The Philadelphia Police Department’s Southwest Detectives Division is investigating the case. As of June 21, no arrests have been made, and the police have yet to determine a reason for the vandalism.

“Although we lack evidence to call this a hate incident, given the fact that this is the only physical site in Philadelphia that is identifiably Japanese, we view this as a targeted attack on our community,” Buscher, who is also the president of the Philadelphia chapter of the Japanese American Citizens League, said in an e-mail to the Nichi Bei Weekly. Buscher added that the site “has long been neglected by city officials.”

While the society administers the site, the city owns the property and the land it sits on, Buscher said.

Buscher noted that the property’s original murals were previously destroyed in an act of vandalism. The site was vandalized in the 1970s and early 1980s.
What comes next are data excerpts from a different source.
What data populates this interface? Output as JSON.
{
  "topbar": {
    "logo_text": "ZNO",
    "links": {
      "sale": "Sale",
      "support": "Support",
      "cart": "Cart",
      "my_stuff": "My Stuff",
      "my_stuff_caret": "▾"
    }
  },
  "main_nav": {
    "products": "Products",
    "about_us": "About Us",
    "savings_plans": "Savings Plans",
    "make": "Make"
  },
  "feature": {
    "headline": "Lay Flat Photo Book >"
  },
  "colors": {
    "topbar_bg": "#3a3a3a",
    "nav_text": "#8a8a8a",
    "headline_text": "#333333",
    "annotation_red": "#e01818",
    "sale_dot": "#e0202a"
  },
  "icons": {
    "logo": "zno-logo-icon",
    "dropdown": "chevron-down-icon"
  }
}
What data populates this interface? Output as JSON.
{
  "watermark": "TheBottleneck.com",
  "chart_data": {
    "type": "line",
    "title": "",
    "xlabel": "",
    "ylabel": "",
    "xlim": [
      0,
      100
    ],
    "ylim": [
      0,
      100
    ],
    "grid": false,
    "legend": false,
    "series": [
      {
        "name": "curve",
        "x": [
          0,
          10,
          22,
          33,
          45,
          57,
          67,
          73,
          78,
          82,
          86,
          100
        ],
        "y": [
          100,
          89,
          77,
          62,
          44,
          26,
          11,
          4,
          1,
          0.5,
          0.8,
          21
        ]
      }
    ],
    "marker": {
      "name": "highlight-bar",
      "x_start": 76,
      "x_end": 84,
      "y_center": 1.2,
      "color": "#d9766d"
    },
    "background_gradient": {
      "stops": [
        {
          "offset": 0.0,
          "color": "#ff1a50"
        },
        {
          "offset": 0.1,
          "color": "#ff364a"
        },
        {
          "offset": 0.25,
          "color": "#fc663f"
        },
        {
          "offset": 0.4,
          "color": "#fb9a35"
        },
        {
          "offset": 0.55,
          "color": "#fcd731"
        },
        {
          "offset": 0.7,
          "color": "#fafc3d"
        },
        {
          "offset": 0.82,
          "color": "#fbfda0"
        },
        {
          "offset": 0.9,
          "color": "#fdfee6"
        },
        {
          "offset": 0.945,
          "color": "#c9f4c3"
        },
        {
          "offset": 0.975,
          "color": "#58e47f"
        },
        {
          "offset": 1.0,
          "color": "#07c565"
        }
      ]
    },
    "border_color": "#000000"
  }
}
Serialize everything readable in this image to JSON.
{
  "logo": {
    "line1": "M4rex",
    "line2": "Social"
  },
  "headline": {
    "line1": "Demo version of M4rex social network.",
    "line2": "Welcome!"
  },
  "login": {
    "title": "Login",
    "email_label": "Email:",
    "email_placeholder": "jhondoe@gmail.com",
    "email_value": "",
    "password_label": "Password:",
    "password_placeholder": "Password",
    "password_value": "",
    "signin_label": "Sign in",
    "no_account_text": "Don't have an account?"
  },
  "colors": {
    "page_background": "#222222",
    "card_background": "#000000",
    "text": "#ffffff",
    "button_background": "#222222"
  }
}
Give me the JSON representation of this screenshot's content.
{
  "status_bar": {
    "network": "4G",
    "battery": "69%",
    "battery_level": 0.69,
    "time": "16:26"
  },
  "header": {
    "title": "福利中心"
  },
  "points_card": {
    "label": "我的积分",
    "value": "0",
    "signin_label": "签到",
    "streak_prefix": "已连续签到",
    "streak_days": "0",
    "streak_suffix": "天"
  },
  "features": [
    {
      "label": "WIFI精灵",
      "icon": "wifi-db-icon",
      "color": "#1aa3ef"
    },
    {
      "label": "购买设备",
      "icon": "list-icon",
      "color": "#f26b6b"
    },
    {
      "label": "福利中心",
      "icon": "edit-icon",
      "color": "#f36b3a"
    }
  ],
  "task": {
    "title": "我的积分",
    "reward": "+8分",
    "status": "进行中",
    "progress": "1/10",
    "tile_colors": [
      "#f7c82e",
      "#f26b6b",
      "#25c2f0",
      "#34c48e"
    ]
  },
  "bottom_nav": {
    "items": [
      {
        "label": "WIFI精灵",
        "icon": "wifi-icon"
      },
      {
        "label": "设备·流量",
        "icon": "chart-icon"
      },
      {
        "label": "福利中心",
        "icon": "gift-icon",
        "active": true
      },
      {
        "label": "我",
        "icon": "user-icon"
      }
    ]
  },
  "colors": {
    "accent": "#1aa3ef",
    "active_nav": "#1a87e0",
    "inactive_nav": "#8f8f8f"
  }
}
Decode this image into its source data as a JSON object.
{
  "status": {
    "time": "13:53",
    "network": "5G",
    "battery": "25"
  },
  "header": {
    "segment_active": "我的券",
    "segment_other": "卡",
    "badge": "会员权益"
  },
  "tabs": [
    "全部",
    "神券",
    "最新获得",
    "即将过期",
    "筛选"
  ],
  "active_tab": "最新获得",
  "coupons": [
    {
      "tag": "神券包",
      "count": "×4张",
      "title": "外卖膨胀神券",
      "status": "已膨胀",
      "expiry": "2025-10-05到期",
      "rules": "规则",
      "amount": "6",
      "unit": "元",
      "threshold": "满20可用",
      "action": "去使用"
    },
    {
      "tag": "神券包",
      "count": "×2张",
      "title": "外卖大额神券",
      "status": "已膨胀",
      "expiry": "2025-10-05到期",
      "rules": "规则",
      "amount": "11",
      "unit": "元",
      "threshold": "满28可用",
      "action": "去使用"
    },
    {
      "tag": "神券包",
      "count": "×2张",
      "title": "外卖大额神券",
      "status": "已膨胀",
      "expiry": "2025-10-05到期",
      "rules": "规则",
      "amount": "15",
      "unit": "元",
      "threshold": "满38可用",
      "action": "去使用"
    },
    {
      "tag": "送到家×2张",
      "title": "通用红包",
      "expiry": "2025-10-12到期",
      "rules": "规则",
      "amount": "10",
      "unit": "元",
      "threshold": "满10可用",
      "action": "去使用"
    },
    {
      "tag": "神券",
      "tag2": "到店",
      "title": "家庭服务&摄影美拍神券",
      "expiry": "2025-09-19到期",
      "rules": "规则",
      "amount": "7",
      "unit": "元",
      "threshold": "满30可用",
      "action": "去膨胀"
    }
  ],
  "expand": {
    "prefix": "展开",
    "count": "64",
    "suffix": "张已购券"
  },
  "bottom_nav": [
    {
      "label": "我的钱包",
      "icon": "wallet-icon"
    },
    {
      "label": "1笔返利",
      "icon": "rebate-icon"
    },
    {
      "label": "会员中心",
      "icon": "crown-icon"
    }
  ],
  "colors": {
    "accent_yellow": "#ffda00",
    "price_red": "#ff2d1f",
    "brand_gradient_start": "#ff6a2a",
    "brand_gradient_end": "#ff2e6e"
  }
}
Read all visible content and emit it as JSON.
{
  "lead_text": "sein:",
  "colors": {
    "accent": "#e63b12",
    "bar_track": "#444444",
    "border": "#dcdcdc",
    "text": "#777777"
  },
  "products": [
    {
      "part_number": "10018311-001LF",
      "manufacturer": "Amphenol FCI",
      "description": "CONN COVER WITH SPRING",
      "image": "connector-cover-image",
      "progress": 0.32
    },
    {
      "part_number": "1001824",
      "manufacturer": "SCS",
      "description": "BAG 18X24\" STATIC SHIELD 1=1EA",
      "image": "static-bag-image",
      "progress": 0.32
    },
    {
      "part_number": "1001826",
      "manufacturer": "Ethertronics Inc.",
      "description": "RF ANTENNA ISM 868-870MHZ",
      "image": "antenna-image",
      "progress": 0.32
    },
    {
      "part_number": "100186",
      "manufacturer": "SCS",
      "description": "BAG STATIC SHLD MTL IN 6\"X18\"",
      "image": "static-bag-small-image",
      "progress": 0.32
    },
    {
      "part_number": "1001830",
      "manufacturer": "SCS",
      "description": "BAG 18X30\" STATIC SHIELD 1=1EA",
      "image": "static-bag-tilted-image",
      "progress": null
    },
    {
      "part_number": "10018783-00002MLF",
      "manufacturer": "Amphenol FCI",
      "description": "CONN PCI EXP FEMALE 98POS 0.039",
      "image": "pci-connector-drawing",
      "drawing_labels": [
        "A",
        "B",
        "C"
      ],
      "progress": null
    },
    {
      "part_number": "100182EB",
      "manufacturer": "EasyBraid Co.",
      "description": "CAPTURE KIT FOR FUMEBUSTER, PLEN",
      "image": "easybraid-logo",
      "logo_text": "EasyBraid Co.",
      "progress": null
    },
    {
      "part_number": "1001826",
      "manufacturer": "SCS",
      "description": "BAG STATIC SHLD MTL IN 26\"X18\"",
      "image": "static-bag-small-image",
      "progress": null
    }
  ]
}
“The fear right now, I think among a lot of the JA community in our region is that, you know, although this was pretty limited in scope, the damage, because the former murals were destroyed, we’re kind of thinking that this could happen again. Basically unless the city of Philadelphia sort of steps in to help us secure the site, we’re concerned that it would be easy for people to break in again …”

Staff have stood watch over the property until 8 or 9 p.m. multiple times since it was vandalized, Buscher said. He added that staff is also talking with city leaders — both elected officials and others who work in various agencies — to see if city funding is available to address their security concerns.

Staff have since installed security cameras on site.

On June 17, some “young people” attempted to steal something from the gift shop, but staff caught them, and the would-be thieves returned the items, Buscher said.

Shofuso staff are awaiting an estimate from an art conservator on the cost of repairing the mural, before launching a crowdfunding campaign.

According to the society, Shofuso is “a 17th century-style Japanese house with associated residential gardens that reflects the history of Japanese culture in Philadelphia.”